·Entrevistas·

Juane Pelegrin: “Ver que mi música esté en Spotify no me alcanza”

Con motivo del lanzamiento de su nuevo disco, “elige vida”, conversamos con el artista argentino-cubano, que se presentará el 10 de septiembre en el Strummer Bar.

Publicado

el

“Mirá que soy de hablar mucho”, advirtió Juane Pelegrin mientras preparábamos todo para la entrevista en una sala del Moscú Espacio Cultural. Con ese aviso, ya entendimos que podíamos tener una buena charla. Era una fresca noche que se prestaba para la pre-escucha de su nuevo disco, para amigos, prensa y algunos seguidores que se acercaron al lugar de Palermo.

El nuevo disco se titula elige vida, así, en minúsculas. Nos acomodamos en un sofá, con prendas deportivas en un perchero a un costado, rodeado de paredes llenas de manuscritos de diferentes artistas y bandas. Ya listos, Juane comenzó a explayarse sobre su nuevo trabajo: “‘elige vida está sacado de la película Trainspotting. Hay como un manifiesto ahí, que está a la vez tomado de una campaña antidroga de la década del 80 en el Reino Unido.

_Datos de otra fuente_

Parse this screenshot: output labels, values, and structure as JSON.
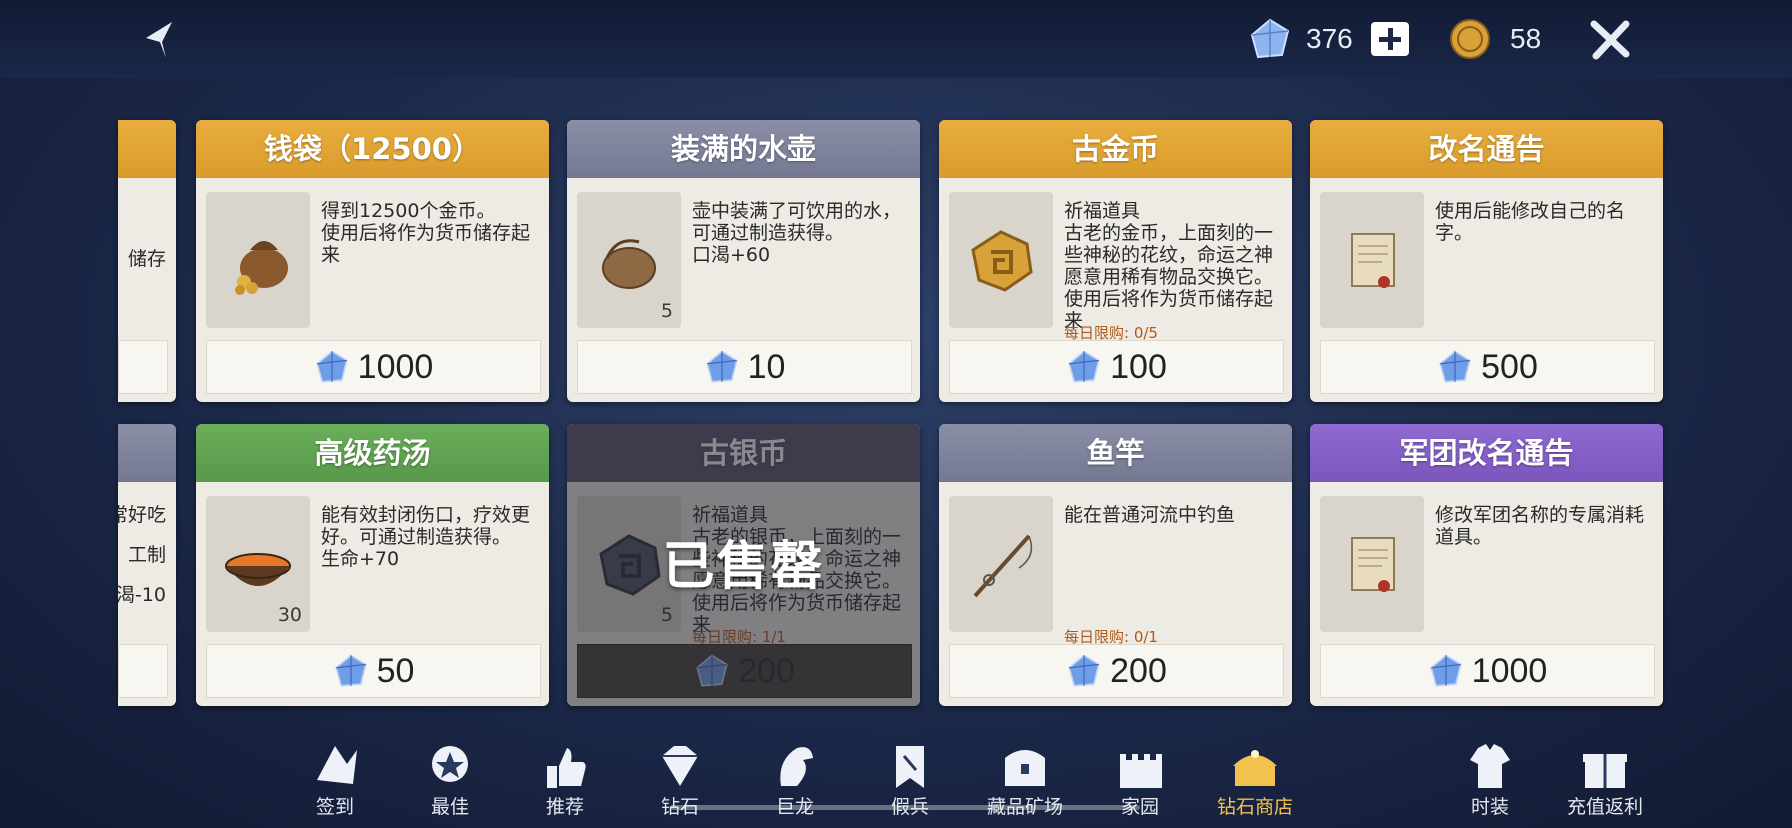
{
  "topbar": {
    "diamond_amount": "376",
    "gold_amount": "58",
    "icons": [
      "back-icon",
      "diamond-icon",
      "plus-icon",
      "gold-coin-icon",
      "close-icon"
    ]
  },
  "partial_cards": [
    {
      "text_lines": [
        "储存"
      ]
    },
    {
      "text_lines": [
        "常好吃",
        "工制",
        "渴-10"
      ]
    }
  ],
  "items": [
    {
      "title": "钱袋（12500）",
      "color": "#e0a437",
      "desc": "得到12500个金币。\n使用后将作为货币储存起来",
      "qty": "",
      "limit": "",
      "price": "1000",
      "sold_out": false,
      "icon": "money-bag-icon"
    },
    {
      "title": "装满的水壶",
      "color": "#7e829c",
      "desc": "壶中装满了可饮用的水，可通过制造获得。\n口渴+60",
      "qty": "5",
      "limit": "",
      "price": "10",
      "sold_out": false,
      "icon": "water-flask-icon"
    },
    {
      "title": "古金币",
      "color": "#e0a437",
      "desc": "祈福道具\n古老的金币，上面刻的一些神秘的花纹，命运之神愿意用稀有物品交换它。\n使用后将作为货币储存起来",
      "qty": "",
      "limit": "每日限购: 0/5",
      "price": "100",
      "sold_out": false,
      "icon": "ancient-gold-coin-icon"
    },
    {
      "title": "改名通告",
      "color": "#e0a437",
      "desc": "使用后能修改自己的名字。",
      "qty": "",
      "limit": "",
      "price": "500",
      "sold_out": false,
      "icon": "scroll-icon"
    },
    {
      "title": "高级药汤",
      "color": "#62a552",
      "desc": "能有效封闭伤口，疗效更好。可通过制造获得。\n生命+70",
      "qty": "30",
      "limit": "",
      "price": "50",
      "sold_out": false,
      "icon": "potion-bowl-icon"
    },
    {
      "title": "古银币",
      "color": "#5a5470",
      "desc": "祈福道具\n古老的银币，上面刻的一些神秘的花纹，命运之神愿意用稀有物品交换它。\n使用后将作为货币储存起来",
      "qty": "5",
      "limit": "每日限购: 1/1",
      "price": "200",
      "sold_out": true,
      "sold_out_label": "已售罄",
      "icon": "ancient-silver-coin-icon"
    },
    {
      "title": "鱼竿",
      "color": "#7e829c",
      "desc": "能在普通河流中钓鱼",
      "qty": "",
      "limit": "每日限购: 0/1",
      "price": "200",
      "sold_out": false,
      "icon": "fishing-rod-icon"
    },
    {
      "title": "军团改名通告",
      "color": "#8a64cb",
      "desc": "修改军团名称的专属消耗道具。",
      "qty": "",
      "limit": "",
      "price": "1000",
      "sold_out": false,
      "icon": "scroll-icon"
    }
  ],
  "nav": [
    {
      "label": "签到",
      "icon": "check-in-icon",
      "active": false
    },
    {
      "label": "最佳",
      "icon": "best-badge-icon",
      "active": false
    },
    {
      "label": "推荐",
      "icon": "thumbs-up-icon",
      "active": false
    },
    {
      "label": "钻石",
      "icon": "diamond-icon",
      "active": false
    },
    {
      "label": "巨龙",
      "icon": "dragon-icon",
      "active": false
    },
    {
      "label": "假兵",
      "icon": "banner-icon",
      "active": false
    },
    {
      "label": "藏品矿场",
      "icon": "treasure-chest-icon",
      "active": false
    },
    {
      "label": "家园",
      "icon": "castle-icon",
      "active": false
    },
    {
      "label": "钻石商店",
      "icon": "diamond-shop-icon",
      "active": true
    },
    {
      "label": "时装",
      "icon": "fashion-icon",
      "active": false
    },
    {
      "label": "充值返利",
      "icon": "gift-icon",
      "active": false
    }
  ]
}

Acá lo que trato de hacer es traer eso como un concepto para esta época, en la cual ‘elige vida’ gira alrededor de cuatro conceptos centrales que son: la nostalgia, el porsiemprismo, la pulsión de vida y la pulsión de muerte”.

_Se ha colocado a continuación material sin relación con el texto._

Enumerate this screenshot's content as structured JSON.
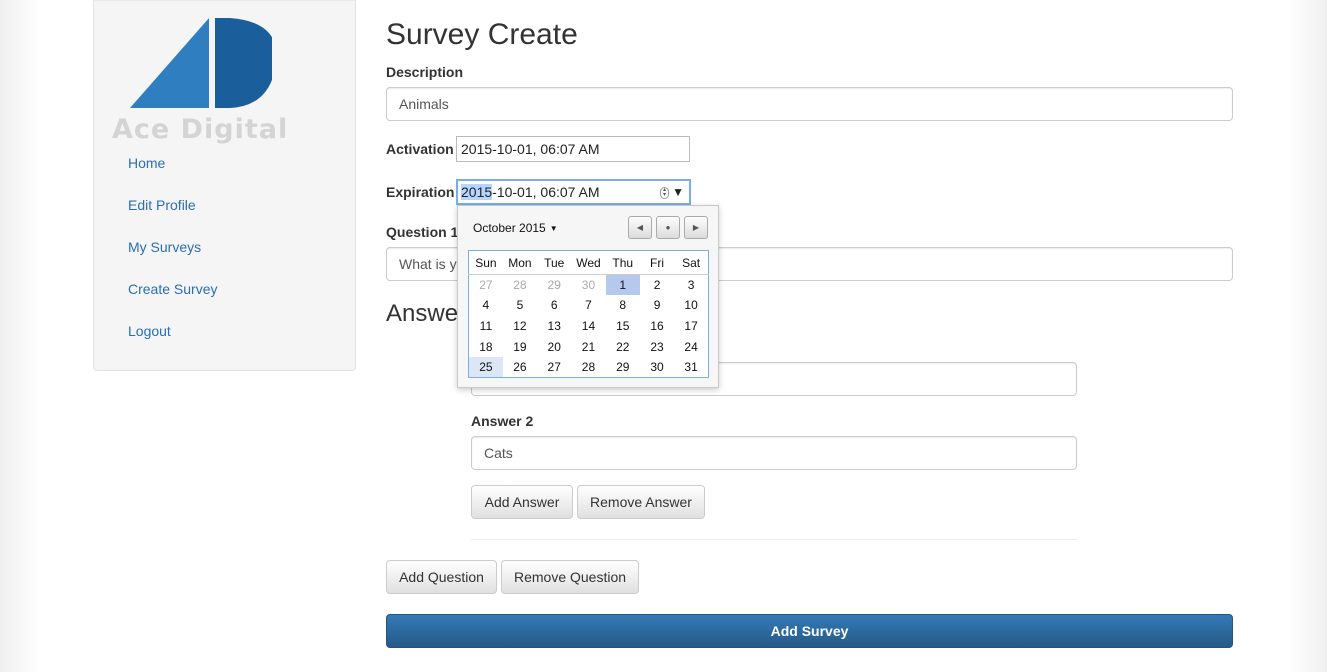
{
  "brand": {
    "logo_text": "Ace Digital",
    "logo_color": "#1a5f9c"
  },
  "nav": [
    "Home",
    "Edit Profile",
    "My Surveys",
    "Create Survey",
    "Logout"
  ],
  "page": {
    "title": "Survey Create",
    "description_label": "Description",
    "description_value": "Animals",
    "activation_label": "Activation",
    "activation_value": "2015-10-01, 06:07 AM",
    "expiration_label": "Expiration",
    "expiration_value_year": "2015",
    "expiration_value_rest": "-10-01, 06:07 AM",
    "question_label": "Question 1",
    "question_value": "What is yo",
    "answers_heading": "Answe",
    "answer2_label": "Answer 2",
    "answer2_value": "Cats",
    "add_answer": "Add Answer",
    "remove_answer": "Remove Answer",
    "add_question": "Add Question",
    "remove_question": "Remove Question",
    "submit": "Add Survey"
  },
  "calendar": {
    "month_label": "October 2015",
    "weekdays": [
      "Sun",
      "Mon",
      "Tue",
      "Wed",
      "Thu",
      "Fri",
      "Sat"
    ],
    "weeks": [
      [
        "27",
        "28",
        "29",
        "30",
        "1",
        "2",
        "3"
      ],
      [
        "4",
        "5",
        "6",
        "7",
        "8",
        "9",
        "10"
      ],
      [
        "11",
        "12",
        "13",
        "14",
        "15",
        "16",
        "17"
      ],
      [
        "18",
        "19",
        "20",
        "21",
        "22",
        "23",
        "24"
      ],
      [
        "25",
        "26",
        "27",
        "28",
        "29",
        "30",
        "31"
      ]
    ],
    "selected_day": "1",
    "today_day": "25"
  },
  "colors": {
    "primary": "#2a6fb5",
    "link": "#2a6fb5"
  }
}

Juane ahondó en uno de estos conceptos: “Me encuentro que desde hace varios años estamos en una nostalgia eterna, como que todo el tiempo es: la banda que se vuelve a juntar sin los miembros originales, vayamos a ver bandas que solo son el nombre, películas que se vuelven a filmar, que en muchos casos son muy inferiores a la versión original, discos que se vuelven a grabar porque sí, Boca jugando con una camiseta homenaje a la del 2001. Entonces es como… pará, ¿por qué estamos girando en un loop eterno? ¿Por qué no vamos a la inventiva de nuevo?”.

Prosiguió con el concepto de “pulsión de vida”, marcándolo como eje central del álbum: “me parece que la vida dura un ratito y lo único que tenemos que hacer es disfrutarla. No le entreguemos la vida a nada. Disfrutémosla y vamos, aprendemos a tocar la guitarra, aprendemos a cantar, si te gusta alguien, hablale, animate a hacer cosas porque es solamente un rato que estás. Entonces, es un disco que busca emancipar a la gente desde el lado de elige vida como eje, y el disco arranca con un manifiesto que es como una especie de crítica a esta época”.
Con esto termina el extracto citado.